There is a new study on executive compensation sponsored by United for a Fair Economy and the Institute for Policy Studies, Executive Excess 2008: How Average Taxpayers Subsidize Runaway Pay.
The report notes that for 2007, the S&P 500 CEOs averaged $10.5 million in take-home pay--344 times the pay of the ordinary US worker. Hedge fund managers at the top 50 hedge funds, who benefit from a number of loopholes that have grown up around partnerships and interpretation of profits interests, averaged an astounding $588 million--19,000 times the pay of the average US worker.
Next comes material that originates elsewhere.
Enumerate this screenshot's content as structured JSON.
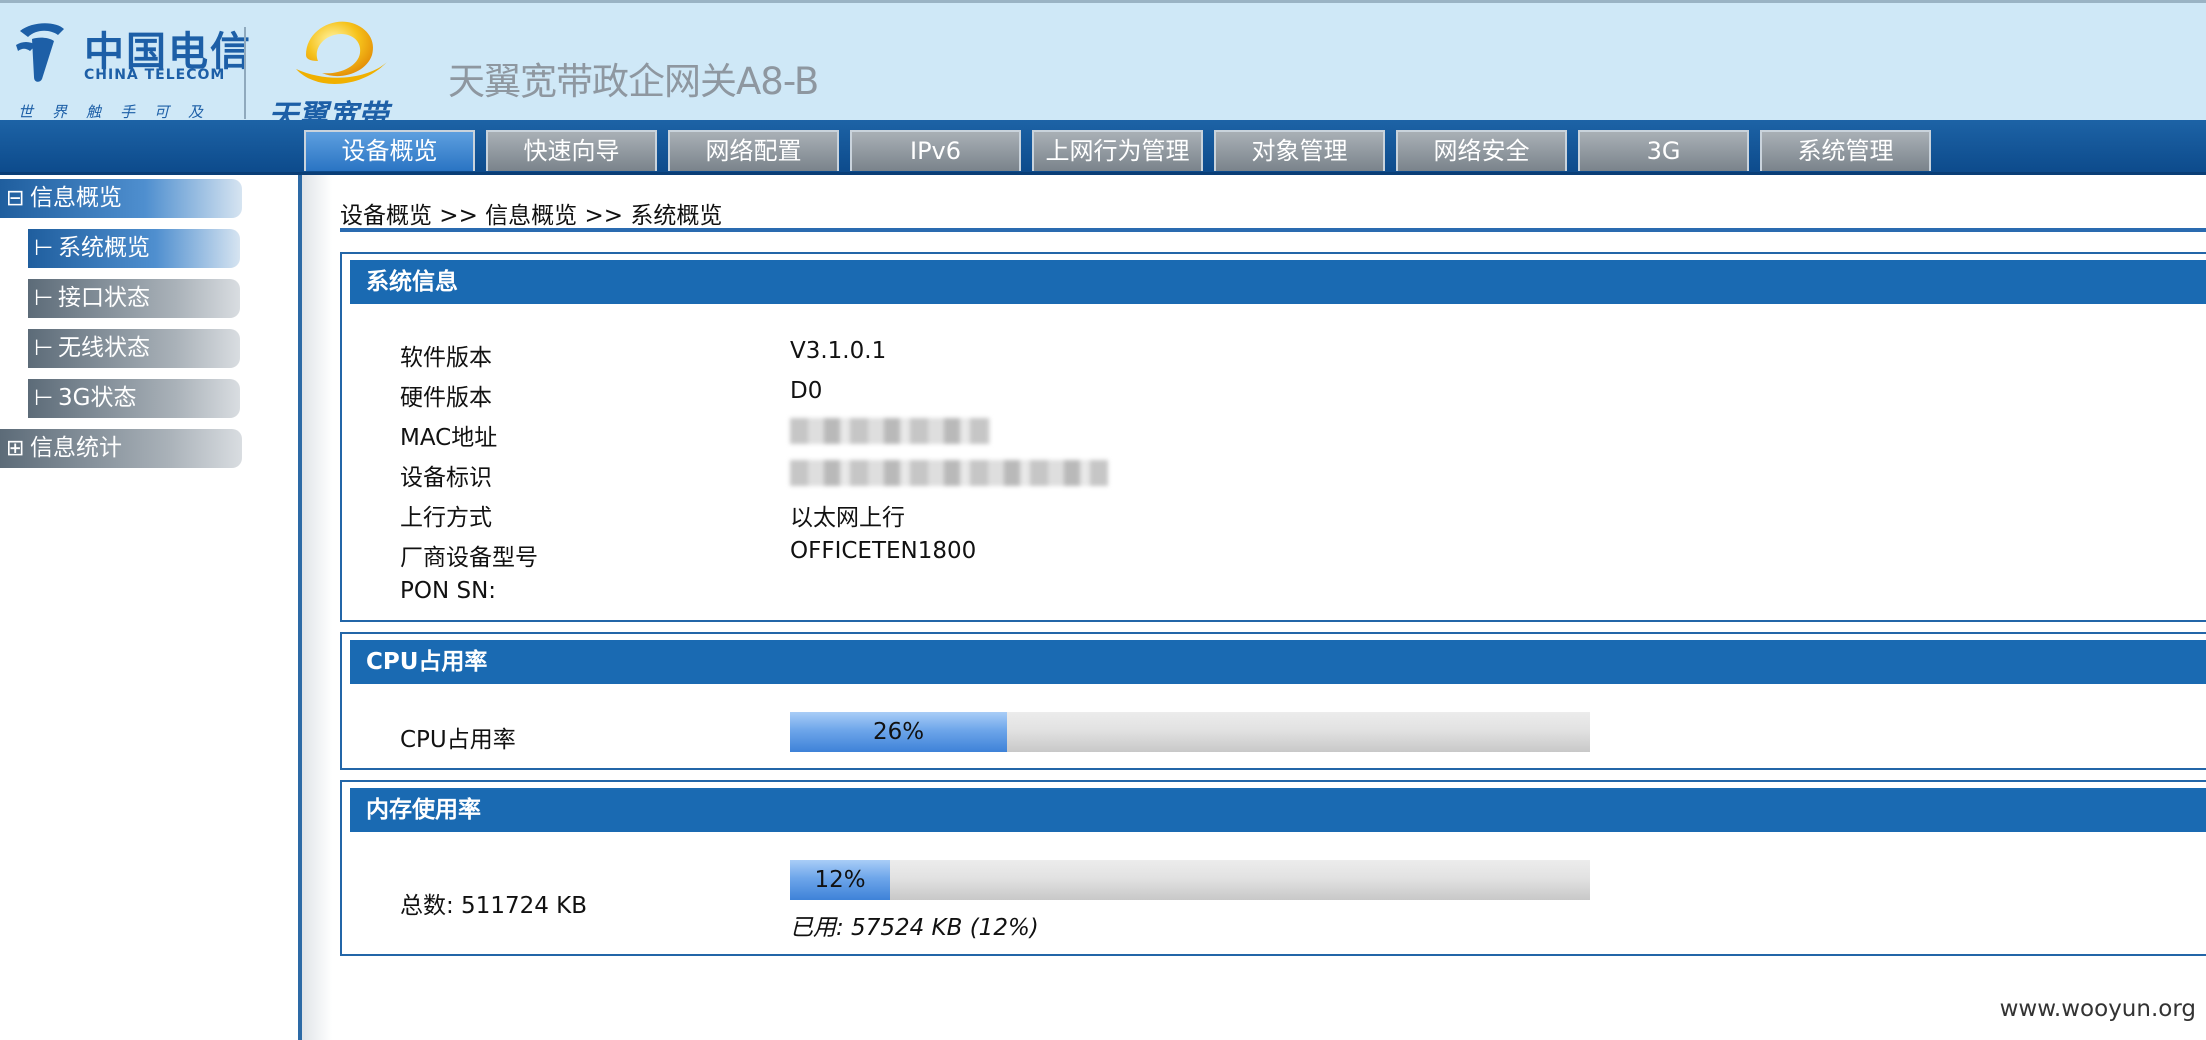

The report looks at a number of tax subsidies for executive pay built into the tax code (or into the interpretations currently in vogue). Several of them apply to most hedge fund managers, including the treatment of services fees that are received in the form of a "carried interest" in the profits of the service partner's partnership as capital gains rather than ordinary services income, the ability to defer compensation and to move compensation offshore. Stock options and the general deductibility of "performance-based" compensation, no matter how egregiously high compared to workers' wages, are other subsidies highlighted.
The report also focuses on one of the factors that has permitted executive compensation to grow so rapidly over the last thirty years, from about 30-40 times the average workers' pay to more than 340 times the average workers' pay. That is the decline in unionized workers, brought about in large part by a number of anti-union laws that were passed that permit employers to make employees fear that unions will cost them their jobs. (Witness the recent Walmart propaganda covered in the New York Times and other news sources, such as the Huffington Post, regarding WalMart's required meetings for employees about the Employee Free Choice Act, which were essentially meetings to tell employees to vote Republican because Democrats would support unionization which would mean that many of their jobs would be cut because WalMart would have to pay higher wages.)
Here's what the report found on this issue of unions and executive compensation.
"In one survey, released last year, researchers found that CEOs at nonunion companies take home nearly 20 percent more than their fellow executives in unionized firms. Workers in union companies, meanwhile, make $200 more a week than their counterparts in nonunion firms, $863 a week for union employees, only $663 weekly for their nonunion counterparts."